What does this mean for IndyCar?
Although NASCAR is a considerably larger market than IndyCar, the Ganassi-Target partnership has been most lucrative in IndyCar. In regards to brand recognition, no other company or team comes close to them. In regards to Scott Dixon, finding a new sponsor will be easy. Finding a replacement, however, will be impossible. Much of Chip Ganassi Racing’s image has been built on this partnership. Who can blame them, a nearly three decade partnership is nothing to scoff at. It’s an iconic sponsorship in a business that is constantly building and shifting. The series itself underwent a shift in title sponsorship from IZOD to Verizon. With this news comes the realization that nothing is permanent, especially in motorsports.
An ideal way to send off Target would be with a victory late in the IndyCar season for Scott Dixon. Whether or not this would be truly significant is up in the air. With the company’s hasty and sudden departure due to “an ongoing review of our marketing strategies“, IndyCar’s status as a hub for sponsorship is coming into question. With the longest running and most iconic sponsor leaving one of its most successful teams, it’s hard to be optimistic about the future of sponsorship money in IndyCar. Other teams may begin to worry if the stability of Ganassi and Target is coming to a close so suddenly. Dixon will surely find another sponsor, but the hole that Target is leaving will never be filled.
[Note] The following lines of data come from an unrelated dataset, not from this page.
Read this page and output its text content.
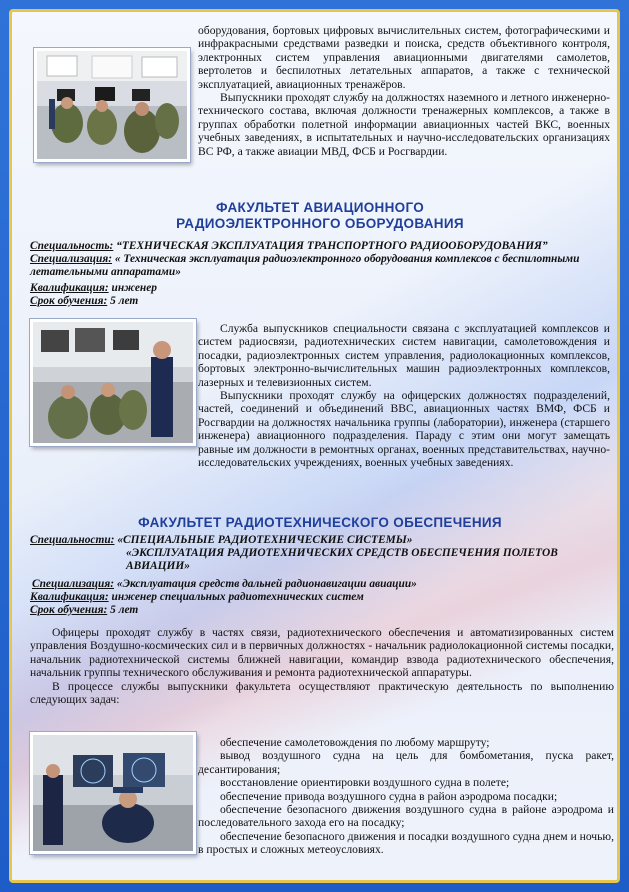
оборудования, бортовых цифровых вычислительных систем, фотографическими и инфракрасными средствами разведки и поиска, средств объективного контроля, электронных систем управления авиационными двигателями самолетов, вертолетов и беспилотных летательных аппаратов, а также с технической эксплуатацией, авиационных тренажёров.

Выпускники проходят службу на должностях наземного и летного инженерно-технического состава, включая должности тренажерных комплексов, а также в группах обработки полетной информации авиационных частей ВКС, военных учебных заведениях, в испытательных и научно-исследовательских организациях ВС РФ, а также авиации МВД, ФСБ и Росгвардии.

ФАКУЛЬТЕТ АВИАЦИОННОГО
РАДИОЭЛЕКТРОННОГО ОБОРУДОВАНИЯ

Специальность: “ТЕХНИЧЕСКАЯ ЭКСПЛУАТАЦИЯ ТРАНСПОРТНОГО РАДИООБОРУДОВАНИЯ”

Специализация: « Техническая эксплуатация радиоэлектронного оборудования комплексов с беспилотными летательными аппаратами»

Квалификация: инженер

Срок обучения: 5 лет

Служба выпускников специальности связана с эксплуатацией комплексов и систем радиосвязи, радиотехнических систем навигации, самолетовождения и посадки, радиоэлектронных систем управления, радиолокационных комплексов, бортовых электронно-вычислительных машин радиоэлектронных комплексов, лазерных и телевизионных систем.

Выпускники проходят службу на офицерских должностях подразделений, частей, соединений и объединений ВВС, авиационных частях ВМФ, ФСБ и Росгвардии на должностях начальника группы (лаборатории), инженера (старшего инженера) авиационного подразделения. Параду с этим они могут замещать равные им должности в ремонтных органах, военных представительствах, научно-исследовательских учреждениях, военных учебных заведениях.

ФАКУЛЬТЕТ РАДИОТЕХНИЧЕСКОГО ОБЕСПЕЧЕНИЯ

Специальности: «СПЕЦИАЛЬНЫЕ РАДИОТЕХНИЧЕСКИЕ СИСТЕМЫ»

«ЭКСПЛУАТАЦИЯ РАДИОТЕХНИЧЕСКИХ СРЕДСТВ ОБЕСПЕЧЕНИЯ ПОЛЕТОВ АВИАЦИИ»

Специализация: «Эксплуатация средств дальней радионавигации авиации»

Квалификация: инженер специальных радиотехнических систем

Срок обучения: 5 лет

Офицеры проходят службу в частях связи, радиотехнического обеспечения и автоматизированных систем управления Воздушно-космических сил и в первичных должностях - начальник радиолокационной системы посадки, начальник радиотехнической системы ближней навигации, командир взвода радиотехнического обеспечения, начальник группы технического обслуживания и ремонта радиотехнической аппаратуры.

В процессе службы выпускники факультета осуществляют практическую деятельность по выполнению следующих задач:

обеспечение самолетовождения по любому маршруту;

вывод воздушного судна на цель для бомбометания, пуска ракет, десантирования;

восстановление ориентировки воздушного судна в полете;

обеспечение привода воздушного судна в район аэродрома посадки;

обеспечение безопасного движения воздушного судна в районе аэродрома и последовательного захода его на посадку;

обеспечение безопасного движения и посадки воздушного судна днем и ночью, в простых и сложных метеоусловиях.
What does this mean for fans?
A bright red IndyCar with white circles is among the most iconic sights in all of motorsports. For the 2016 season, Chip Ganassi Racing has run a “throwback” scheme similar to that which was previously run by Montoya, Vasser, and Zanardi. A fitting end to a dynasty that has lasted for nearly three decades. Mostly, it is a farewell for longtime fans of IndyCar. Since 1990, one could always expect to see the Ganassi Target car on track. Even more, they expected to see the car near the front of the pack. The field at the beginning of the 2017 Verizon IndyCar Series will admittedly look somewhat bizarre. Something will be missing, something that cannot be replaced.
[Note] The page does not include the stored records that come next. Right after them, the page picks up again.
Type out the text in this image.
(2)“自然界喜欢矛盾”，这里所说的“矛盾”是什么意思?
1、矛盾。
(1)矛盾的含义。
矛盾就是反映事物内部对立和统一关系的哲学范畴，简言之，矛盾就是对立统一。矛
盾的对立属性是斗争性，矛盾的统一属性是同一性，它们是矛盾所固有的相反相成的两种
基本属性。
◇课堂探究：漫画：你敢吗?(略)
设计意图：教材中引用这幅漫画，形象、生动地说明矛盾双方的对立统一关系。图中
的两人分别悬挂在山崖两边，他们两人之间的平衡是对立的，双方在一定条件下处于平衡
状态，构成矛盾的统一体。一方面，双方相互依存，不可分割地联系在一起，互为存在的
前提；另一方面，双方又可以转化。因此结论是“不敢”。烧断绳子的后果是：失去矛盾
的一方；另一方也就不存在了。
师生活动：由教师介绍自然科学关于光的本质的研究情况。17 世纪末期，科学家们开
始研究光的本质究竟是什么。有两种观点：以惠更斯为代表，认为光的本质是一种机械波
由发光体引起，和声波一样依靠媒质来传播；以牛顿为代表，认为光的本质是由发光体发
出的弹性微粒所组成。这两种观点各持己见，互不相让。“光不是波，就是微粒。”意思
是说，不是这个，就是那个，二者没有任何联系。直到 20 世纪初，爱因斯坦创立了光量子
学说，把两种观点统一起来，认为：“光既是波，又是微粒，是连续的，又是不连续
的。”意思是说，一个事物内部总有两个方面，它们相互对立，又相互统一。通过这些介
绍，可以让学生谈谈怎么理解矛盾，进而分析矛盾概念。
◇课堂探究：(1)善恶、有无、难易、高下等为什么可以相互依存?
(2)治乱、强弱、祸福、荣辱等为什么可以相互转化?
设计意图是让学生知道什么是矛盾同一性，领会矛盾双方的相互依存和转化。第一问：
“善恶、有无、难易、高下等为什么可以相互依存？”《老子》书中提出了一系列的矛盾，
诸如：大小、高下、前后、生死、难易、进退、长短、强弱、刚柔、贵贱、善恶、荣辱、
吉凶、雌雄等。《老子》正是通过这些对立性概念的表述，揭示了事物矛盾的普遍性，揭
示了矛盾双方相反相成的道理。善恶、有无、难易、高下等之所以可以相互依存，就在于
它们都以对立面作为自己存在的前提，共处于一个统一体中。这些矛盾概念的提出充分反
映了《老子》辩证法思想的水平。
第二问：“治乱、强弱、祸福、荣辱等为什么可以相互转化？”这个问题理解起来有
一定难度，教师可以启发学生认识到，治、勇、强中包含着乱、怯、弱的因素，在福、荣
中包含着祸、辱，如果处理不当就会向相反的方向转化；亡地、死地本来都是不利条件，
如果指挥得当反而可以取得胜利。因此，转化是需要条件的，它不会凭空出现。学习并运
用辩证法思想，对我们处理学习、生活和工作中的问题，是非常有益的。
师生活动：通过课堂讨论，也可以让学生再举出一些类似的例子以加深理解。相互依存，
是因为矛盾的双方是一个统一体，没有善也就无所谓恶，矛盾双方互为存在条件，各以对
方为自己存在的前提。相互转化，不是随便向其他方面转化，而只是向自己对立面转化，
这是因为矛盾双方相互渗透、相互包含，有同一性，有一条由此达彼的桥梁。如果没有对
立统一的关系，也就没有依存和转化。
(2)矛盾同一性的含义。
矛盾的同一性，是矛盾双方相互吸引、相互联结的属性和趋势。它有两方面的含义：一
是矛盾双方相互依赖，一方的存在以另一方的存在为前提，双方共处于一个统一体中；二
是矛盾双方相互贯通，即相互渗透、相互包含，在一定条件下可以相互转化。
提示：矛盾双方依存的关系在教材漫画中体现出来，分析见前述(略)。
An image of a Chip Ganassi Racing IndyCar sponsored by Target was the image of the sport for generations of fans. A partnership that transcended business and became an icon of the sport itself. Chip Ganassi Racing, both as an IndyCar and NASCAR team, will continue to be successful. However, they will never regain the unmistakable image of the Target logo and its association with their race team. For the team, it is a setback. For the sport, it is a worry. Finally, for the fans, it is the end of an era. A long era, at that.